В ПТУ в это время ожидали большую ревизию, и обстановка приближалась к фронтовой: «вылизывая» отчетность, Клава дневала и ночевала на работе. Директор, овдовев, растерялся совершенно; Клава помогала ему, чем только могла, заботилась совершенно обо всем, включая угощение и подарки для ревизоров. Забегая домой, наскоро готовила суп и рыбные котлеты, складывала в эмалированные судочки и несла Олегу Викторовичу, у которого от потрясения ложка валилась из рук.

Дочка Олега Викторовича к безвременной смерти матери отнеслась до неприличия легко – уже на другой день видели ее раскатывающей на велике, в знаменитых американских линялых штанах, под аккомпанемент закрепленного на багажнике кассетного магнитофона – штуки совсем уж невиданной в спокойных Ольшанах. Вслед за Богданой – так звали директорову дочку – длинным хвостом тянулись окрестные пацаны. Неизвестно, что их привлекало больше: велик, магнитофон или обтянутая джинсами Богданина мякоть.

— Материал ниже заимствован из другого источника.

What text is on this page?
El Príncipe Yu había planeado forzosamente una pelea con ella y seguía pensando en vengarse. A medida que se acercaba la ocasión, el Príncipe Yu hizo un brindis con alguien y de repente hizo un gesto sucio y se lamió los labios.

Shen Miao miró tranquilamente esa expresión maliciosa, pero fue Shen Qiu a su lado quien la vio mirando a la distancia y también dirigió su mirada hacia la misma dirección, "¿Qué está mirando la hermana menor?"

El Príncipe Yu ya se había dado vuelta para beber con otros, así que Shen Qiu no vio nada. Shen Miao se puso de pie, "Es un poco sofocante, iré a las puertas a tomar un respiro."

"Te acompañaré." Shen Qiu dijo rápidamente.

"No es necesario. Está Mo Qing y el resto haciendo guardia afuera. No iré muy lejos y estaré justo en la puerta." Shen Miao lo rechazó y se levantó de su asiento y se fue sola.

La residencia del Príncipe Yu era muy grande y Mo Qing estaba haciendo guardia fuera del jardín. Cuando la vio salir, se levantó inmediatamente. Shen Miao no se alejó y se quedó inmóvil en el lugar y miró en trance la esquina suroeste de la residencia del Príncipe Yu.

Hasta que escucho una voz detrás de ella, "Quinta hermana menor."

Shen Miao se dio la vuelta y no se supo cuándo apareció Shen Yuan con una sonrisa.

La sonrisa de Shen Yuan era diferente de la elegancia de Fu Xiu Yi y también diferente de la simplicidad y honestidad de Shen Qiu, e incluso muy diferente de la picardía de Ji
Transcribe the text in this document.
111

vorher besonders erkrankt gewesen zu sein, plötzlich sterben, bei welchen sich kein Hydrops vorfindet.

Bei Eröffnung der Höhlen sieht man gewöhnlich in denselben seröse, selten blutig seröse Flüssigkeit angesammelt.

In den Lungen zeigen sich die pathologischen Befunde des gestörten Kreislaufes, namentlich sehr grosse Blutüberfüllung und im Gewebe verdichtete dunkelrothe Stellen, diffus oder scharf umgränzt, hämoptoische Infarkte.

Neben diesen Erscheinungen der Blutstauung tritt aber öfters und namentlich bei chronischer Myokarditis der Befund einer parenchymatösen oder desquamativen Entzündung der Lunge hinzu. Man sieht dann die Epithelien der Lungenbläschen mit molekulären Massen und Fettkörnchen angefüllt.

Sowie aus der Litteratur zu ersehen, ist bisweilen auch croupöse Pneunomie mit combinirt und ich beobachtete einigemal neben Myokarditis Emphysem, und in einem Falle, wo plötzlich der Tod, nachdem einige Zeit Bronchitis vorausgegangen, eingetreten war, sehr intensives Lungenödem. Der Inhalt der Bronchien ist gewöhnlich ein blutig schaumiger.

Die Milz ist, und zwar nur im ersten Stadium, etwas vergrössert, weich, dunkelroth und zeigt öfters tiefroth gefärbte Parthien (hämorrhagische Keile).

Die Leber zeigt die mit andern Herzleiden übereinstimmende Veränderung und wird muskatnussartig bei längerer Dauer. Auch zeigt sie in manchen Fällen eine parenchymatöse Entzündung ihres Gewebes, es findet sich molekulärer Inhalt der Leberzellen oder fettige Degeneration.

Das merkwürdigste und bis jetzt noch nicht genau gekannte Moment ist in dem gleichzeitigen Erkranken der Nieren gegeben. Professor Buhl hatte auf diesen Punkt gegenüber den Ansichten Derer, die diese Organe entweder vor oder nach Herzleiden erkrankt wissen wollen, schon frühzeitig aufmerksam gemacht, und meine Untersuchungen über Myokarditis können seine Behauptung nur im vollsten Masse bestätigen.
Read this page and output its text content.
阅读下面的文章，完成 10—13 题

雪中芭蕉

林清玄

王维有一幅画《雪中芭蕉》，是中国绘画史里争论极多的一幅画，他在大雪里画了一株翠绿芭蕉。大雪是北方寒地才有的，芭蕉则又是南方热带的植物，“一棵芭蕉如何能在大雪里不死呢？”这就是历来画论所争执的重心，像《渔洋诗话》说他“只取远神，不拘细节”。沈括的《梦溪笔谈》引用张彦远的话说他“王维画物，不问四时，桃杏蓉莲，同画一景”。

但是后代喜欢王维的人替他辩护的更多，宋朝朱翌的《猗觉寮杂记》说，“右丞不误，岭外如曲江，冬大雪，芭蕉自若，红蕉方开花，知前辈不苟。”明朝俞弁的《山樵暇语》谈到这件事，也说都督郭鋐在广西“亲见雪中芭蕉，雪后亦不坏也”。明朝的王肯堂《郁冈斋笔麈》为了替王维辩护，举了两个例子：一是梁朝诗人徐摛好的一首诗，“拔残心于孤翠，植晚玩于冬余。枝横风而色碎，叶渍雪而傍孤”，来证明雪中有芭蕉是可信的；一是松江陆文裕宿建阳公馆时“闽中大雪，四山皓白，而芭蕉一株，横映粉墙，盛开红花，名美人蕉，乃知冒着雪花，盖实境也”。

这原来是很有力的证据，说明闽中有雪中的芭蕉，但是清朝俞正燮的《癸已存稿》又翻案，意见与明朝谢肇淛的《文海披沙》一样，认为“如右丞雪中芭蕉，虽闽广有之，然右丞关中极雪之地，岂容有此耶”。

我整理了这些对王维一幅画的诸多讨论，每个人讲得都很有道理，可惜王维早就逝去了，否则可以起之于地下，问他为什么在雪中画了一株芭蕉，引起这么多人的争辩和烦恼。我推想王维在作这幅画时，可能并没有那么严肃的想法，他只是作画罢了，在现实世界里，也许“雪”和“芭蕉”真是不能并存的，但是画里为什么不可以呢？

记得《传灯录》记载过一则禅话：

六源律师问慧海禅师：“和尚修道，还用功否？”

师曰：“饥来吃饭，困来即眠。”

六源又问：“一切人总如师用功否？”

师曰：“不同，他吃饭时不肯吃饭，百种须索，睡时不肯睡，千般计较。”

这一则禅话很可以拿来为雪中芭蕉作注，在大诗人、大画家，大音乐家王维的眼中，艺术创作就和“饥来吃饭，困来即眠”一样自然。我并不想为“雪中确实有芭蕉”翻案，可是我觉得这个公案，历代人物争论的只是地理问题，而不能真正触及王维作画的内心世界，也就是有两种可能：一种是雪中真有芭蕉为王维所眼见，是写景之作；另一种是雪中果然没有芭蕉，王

Соседи строго осудили Богданино поведение, но, повозмущавшись, смягчились и простили: совсем юная девка, вдобавок трагически осиротела. Олегу же Викторовичу и вовсе было не до того: он искренне горевал о жене, одновременно принимая в своем учебном заведении контрольно-ревизионную группу из пяти суровых человек.

Справили сороковины.

Клавдия Васильевна вела себя осмотрительно: знала, что за ней наблюдают. Ведь ни для кого в округе не была тайной ни ее долгая безответная любовь к директору, ни самоотверженная помощь и поддержка, которую Клава оказывала Олегу Викторовичу после смерти жены. Будучи от природы человеком порядочным, Клавдия Васильевна ничего нескромного себе не позволяла, наоборот, как бы отдалилась от директора – не пила с ним чай в кабинете, не оставалась надолго после работы, даже снедь в эмалированных судочках носить перестала – пришло, мол, время юной Богданке испытать себя в роли хозяюшки…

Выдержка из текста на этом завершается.